THE “LABYRINTH” BENEATH THE WEST End of London was rediscovered in our own time when the foundations for the Carlton Hotel and his Majesty’s Theatre were laid. It is a network of old cellars, subterranean passages and, it may even be, of disused conduits, extended from the corner of Suffolk Street, Pall Mall, away to the confines of St. James’ Park—and, as more daring explorers aver, to the river Thames itself. Here is a very town of tunnels and arches, of odd angled rooms, of veritable caves and depths as dark as Styx. If, in a common way, it be shut by the circumstance of the buildings above to the riff-raff and night-hawks who would frequent it, there are seasons, nevertheless, when the laying of new foundations, the building of hotels and the demolition of ancient streets in the name of “improvement” fling its gates open to the more cunning of the “destitutes,” and they flock there as rooks to a field newly sown.
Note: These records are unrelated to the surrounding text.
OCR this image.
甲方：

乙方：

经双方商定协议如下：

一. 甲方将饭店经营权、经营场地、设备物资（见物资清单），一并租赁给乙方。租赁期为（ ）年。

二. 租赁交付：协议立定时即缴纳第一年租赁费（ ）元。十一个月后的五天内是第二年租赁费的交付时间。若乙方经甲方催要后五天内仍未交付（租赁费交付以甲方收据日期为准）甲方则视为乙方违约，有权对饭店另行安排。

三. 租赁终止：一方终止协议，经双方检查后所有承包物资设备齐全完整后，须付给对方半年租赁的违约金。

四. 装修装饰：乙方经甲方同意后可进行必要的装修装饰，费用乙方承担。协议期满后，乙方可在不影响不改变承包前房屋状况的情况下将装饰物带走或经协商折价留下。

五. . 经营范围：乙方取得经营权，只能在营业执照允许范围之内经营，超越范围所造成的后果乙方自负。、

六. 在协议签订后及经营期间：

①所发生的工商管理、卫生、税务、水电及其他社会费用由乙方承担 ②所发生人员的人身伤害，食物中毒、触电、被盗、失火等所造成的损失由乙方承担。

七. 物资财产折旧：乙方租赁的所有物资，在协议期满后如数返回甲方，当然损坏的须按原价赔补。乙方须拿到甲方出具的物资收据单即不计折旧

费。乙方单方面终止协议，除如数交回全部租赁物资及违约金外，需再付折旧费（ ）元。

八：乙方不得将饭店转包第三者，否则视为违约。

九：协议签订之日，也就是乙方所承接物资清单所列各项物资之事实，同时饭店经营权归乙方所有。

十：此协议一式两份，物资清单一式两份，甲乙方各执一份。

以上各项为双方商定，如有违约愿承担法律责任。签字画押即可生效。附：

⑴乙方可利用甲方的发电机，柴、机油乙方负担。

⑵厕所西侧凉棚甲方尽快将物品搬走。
Of these welcome opportunities, the building of the Carlton Hotel is the best remembered within recent times; but the erection of new houses off St. James’ Street in the year 1903 brought the ladies and the gentlemen of the road again to its harborage; and they basked there for many weeks in undisputed possession. Molesting none and by none molested, it was an affair neither for the watchmen (whose glances askance earned them many a handsome supper) or for the police who had sufficient to do in the light of the street lamps that they should busy themselves with supposed irregularities where that light was not. The orgies thus became a nightly feature of the vagrant’s life. There was no more popular hotel in London than the “Coal Hole,” as the wits of the company delighted to style their habitation.

A city below a city! Indeed imagination might call it that. A replica of famous catacombs with horrid faces for your spectres, ghoulish women and unspeakable men groping in the darkness as though, vampire-like, afraid of the light. Why Alban Kennedy visited this place, he himself could not have said. Possibly a certain morbid horror of it attracted him. He had, admittedly, such a passport to the caves as may be the reward of a shabby appearance and a resolute air. The criminal company he met with believed that he also was a criminal. Enjoying their confidence because he had never excited their suspicion, they permitted him to lie his length before reddened embers and hear tales which fire the blood with every passion of anger and of hate. Here, in these caverns, he had seen men fight as dogs—with teeth and claws and resounding yells; he had heard the screams of a woman and the cries of helpless children. A sufficient sense of prudence compelled him to be but an apathetic spectator of these infamies. The one battle he had fought had been impotent to save the object of his chivalry.